Sunday, March 13, 2016

Bank loan - What is a mortgage?

This type of loan product has guaranteed the bank's tradition, it is necessary first of collateral and guarantee papers collateral.

Bank loans only solve the large and have a good business plan. In the case of small loans majority of customers will choose the mortgage loan not to resolve the situation and retain the collateral in order to borrow larger loan. If once you have borrowed 1st 2nd then borrowing extremely difficult and very likely due to external services to guide the procedure. Therefore, when a loan is optimal loan is to consider carefully avoid doing halfway out of capital.

Lower interest rate mortgage loan and time to longer transaction processing.
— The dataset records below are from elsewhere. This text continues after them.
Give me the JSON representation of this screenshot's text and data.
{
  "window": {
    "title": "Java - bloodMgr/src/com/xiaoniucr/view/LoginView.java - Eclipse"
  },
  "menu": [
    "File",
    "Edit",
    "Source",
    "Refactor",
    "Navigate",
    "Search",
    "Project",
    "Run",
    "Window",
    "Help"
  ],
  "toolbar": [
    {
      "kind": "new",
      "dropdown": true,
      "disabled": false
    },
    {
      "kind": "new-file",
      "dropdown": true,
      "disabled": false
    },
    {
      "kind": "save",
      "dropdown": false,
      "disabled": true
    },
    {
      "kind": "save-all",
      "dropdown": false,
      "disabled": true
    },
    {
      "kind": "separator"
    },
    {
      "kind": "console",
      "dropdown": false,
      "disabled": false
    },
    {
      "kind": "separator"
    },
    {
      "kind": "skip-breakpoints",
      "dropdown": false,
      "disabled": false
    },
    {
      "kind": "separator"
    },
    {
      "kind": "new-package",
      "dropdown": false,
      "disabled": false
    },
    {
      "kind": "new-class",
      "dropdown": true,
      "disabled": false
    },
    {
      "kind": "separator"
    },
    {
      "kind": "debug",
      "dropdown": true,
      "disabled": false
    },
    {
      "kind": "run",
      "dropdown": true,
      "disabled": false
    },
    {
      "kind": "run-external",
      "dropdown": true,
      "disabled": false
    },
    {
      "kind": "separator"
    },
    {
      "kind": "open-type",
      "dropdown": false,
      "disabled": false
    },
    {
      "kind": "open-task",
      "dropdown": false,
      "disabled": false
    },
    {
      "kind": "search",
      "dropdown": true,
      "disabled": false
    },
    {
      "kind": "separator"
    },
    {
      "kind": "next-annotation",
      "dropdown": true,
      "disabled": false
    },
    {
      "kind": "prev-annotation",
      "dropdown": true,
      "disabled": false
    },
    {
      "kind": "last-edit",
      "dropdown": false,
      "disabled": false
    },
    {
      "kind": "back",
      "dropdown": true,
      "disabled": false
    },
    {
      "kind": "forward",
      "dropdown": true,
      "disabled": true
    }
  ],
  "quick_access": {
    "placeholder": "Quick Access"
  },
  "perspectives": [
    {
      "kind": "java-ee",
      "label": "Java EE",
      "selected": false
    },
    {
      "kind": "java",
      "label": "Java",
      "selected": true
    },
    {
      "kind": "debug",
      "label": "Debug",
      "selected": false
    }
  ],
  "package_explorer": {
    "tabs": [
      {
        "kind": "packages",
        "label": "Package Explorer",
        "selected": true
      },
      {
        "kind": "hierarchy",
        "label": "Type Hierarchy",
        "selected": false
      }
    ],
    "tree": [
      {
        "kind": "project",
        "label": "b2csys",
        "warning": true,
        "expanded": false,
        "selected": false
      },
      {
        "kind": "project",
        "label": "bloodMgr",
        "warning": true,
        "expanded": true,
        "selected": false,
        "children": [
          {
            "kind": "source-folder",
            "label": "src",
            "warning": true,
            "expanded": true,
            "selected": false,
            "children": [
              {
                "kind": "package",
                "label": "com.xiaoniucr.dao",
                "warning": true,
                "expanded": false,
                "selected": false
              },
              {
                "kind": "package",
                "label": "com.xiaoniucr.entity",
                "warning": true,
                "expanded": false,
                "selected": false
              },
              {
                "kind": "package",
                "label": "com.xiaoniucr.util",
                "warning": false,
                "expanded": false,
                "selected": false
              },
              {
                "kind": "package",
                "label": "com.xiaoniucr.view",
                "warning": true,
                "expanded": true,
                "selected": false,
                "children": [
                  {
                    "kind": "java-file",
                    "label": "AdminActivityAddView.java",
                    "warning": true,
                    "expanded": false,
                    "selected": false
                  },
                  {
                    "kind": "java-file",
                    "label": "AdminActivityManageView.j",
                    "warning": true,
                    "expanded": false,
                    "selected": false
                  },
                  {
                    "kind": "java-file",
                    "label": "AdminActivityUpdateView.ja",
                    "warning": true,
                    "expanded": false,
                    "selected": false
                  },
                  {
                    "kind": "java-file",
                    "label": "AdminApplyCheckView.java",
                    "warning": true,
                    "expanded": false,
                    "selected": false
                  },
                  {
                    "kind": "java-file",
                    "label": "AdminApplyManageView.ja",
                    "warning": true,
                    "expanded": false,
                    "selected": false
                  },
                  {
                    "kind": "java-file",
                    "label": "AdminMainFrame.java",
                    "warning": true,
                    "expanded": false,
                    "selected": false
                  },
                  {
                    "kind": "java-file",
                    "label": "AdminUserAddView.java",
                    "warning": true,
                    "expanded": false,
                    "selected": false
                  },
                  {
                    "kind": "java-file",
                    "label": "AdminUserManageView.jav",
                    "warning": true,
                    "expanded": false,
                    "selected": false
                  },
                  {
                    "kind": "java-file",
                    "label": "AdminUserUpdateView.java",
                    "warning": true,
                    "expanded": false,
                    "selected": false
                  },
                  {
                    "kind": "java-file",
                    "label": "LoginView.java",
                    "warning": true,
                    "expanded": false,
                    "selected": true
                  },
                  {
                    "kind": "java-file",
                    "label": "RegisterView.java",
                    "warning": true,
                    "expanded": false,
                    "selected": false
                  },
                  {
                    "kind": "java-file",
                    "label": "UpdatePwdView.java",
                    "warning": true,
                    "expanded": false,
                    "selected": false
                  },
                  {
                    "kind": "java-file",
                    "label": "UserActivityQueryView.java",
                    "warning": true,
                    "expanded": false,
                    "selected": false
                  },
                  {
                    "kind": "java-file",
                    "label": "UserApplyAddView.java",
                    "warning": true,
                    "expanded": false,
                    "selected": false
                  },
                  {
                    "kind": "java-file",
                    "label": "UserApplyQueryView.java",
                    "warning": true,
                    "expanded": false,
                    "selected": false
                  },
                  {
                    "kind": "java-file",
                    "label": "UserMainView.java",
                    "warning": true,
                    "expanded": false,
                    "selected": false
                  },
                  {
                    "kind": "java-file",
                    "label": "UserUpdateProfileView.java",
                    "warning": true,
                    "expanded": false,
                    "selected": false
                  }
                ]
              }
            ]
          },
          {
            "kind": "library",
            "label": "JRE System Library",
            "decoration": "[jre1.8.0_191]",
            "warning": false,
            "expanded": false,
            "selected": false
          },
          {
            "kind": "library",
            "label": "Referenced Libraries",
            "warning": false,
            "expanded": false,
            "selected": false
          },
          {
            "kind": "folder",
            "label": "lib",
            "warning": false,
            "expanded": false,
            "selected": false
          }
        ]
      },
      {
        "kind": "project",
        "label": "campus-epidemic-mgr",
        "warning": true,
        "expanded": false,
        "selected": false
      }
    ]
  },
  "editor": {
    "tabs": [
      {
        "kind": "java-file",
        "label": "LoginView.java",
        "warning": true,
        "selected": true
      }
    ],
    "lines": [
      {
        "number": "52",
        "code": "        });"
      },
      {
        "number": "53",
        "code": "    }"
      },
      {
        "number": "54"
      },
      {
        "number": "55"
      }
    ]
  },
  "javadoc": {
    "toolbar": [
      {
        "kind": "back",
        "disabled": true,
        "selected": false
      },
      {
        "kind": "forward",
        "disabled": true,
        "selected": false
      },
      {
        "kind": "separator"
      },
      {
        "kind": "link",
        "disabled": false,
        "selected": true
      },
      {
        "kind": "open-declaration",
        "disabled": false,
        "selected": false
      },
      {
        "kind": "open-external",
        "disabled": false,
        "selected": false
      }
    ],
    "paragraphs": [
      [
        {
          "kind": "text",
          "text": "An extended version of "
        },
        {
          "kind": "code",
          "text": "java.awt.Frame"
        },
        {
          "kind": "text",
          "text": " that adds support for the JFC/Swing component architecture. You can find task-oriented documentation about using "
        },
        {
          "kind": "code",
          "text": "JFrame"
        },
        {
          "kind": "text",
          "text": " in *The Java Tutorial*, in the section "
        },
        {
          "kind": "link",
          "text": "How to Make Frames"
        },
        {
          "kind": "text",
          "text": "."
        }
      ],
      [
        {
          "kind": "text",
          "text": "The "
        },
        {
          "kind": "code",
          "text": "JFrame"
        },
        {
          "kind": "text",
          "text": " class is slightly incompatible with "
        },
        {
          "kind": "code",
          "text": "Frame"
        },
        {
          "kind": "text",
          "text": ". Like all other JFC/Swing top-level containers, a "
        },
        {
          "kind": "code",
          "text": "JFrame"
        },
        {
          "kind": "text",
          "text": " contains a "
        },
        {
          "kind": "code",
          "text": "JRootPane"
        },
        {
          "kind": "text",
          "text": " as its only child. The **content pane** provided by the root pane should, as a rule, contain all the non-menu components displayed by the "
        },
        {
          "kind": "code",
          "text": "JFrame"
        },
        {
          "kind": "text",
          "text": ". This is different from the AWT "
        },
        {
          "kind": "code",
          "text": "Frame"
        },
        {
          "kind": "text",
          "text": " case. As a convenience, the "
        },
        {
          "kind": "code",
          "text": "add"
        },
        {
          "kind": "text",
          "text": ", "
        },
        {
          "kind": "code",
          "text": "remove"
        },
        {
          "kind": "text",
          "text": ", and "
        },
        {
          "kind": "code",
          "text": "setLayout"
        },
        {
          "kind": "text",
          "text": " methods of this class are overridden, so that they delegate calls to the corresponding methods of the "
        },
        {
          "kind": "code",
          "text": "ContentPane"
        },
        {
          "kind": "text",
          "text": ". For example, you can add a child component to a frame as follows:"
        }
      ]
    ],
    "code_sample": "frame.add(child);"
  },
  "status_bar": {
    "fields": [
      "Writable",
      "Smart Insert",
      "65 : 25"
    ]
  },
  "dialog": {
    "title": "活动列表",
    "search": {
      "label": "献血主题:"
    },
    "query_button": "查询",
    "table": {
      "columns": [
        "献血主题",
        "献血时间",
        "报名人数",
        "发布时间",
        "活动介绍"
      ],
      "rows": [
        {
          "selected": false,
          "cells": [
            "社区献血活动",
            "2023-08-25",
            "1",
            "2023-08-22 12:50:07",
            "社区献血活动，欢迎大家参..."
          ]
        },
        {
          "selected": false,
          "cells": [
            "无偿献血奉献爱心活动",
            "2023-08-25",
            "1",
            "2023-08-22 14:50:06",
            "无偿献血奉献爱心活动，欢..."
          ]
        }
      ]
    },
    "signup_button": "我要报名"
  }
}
Should choose mortgage loan or mortgage?
The answer is that, depending on the need of capital and power in your debt like banks?
Mortgage loan: shopping needs, consumers need quick capital - customer participation usually unsecured loans to settle shopping needs, consumer, entertainment and family own (buying a car, home repairs, traveling, weddings ...). Therefore, these loans are usually unsecured form from a few dozen to a maximum of 100 million. Loan period depending on the regulations of banks and credit institutions, mostly aged 12 months - 48 months.

Mortgage customers needs large loans and mortgage collateral value equivalent to the amount of capital to lend. Which can amount to several billions or tens of thousands of billions for doing business needs and trade.

However, consider carefully chosen form for the needs themselves, their ability to repay, and should refer to the information that the loan decision.

Mortgage loans are unsecured loans may be not?
According to a financial expert, in case customers are mortgage loans are temporary loans will not be supported in any further capital forms: unsecured or mortgage. This is prescribed by most banks. For assistance loans, the customer needs to finalize the current loan. Please advise more, if customers are unsecured loans, they may be supported in the form of additional loans unsecured depending on conditions and repayment capacity of the customer.

Why interest rates for unsecured consumer loans higher than the mortgage loan?
Unsecured consumer lending is a lending operation based on personal charisma can evaluate a commercial credit institutions for a customer without having to mortgage the property. On the original, unsecured consumer loans are managed in accordance with the regulations has been given row. However in terms of interest rates, the state banks not subject to the ceiling lending interest rate as for other operations that are based on the agreement between the bank and the borrower.

On the level of risk, mortgages and unsecured loans have different risk levels, so does the interest rate can not be the same.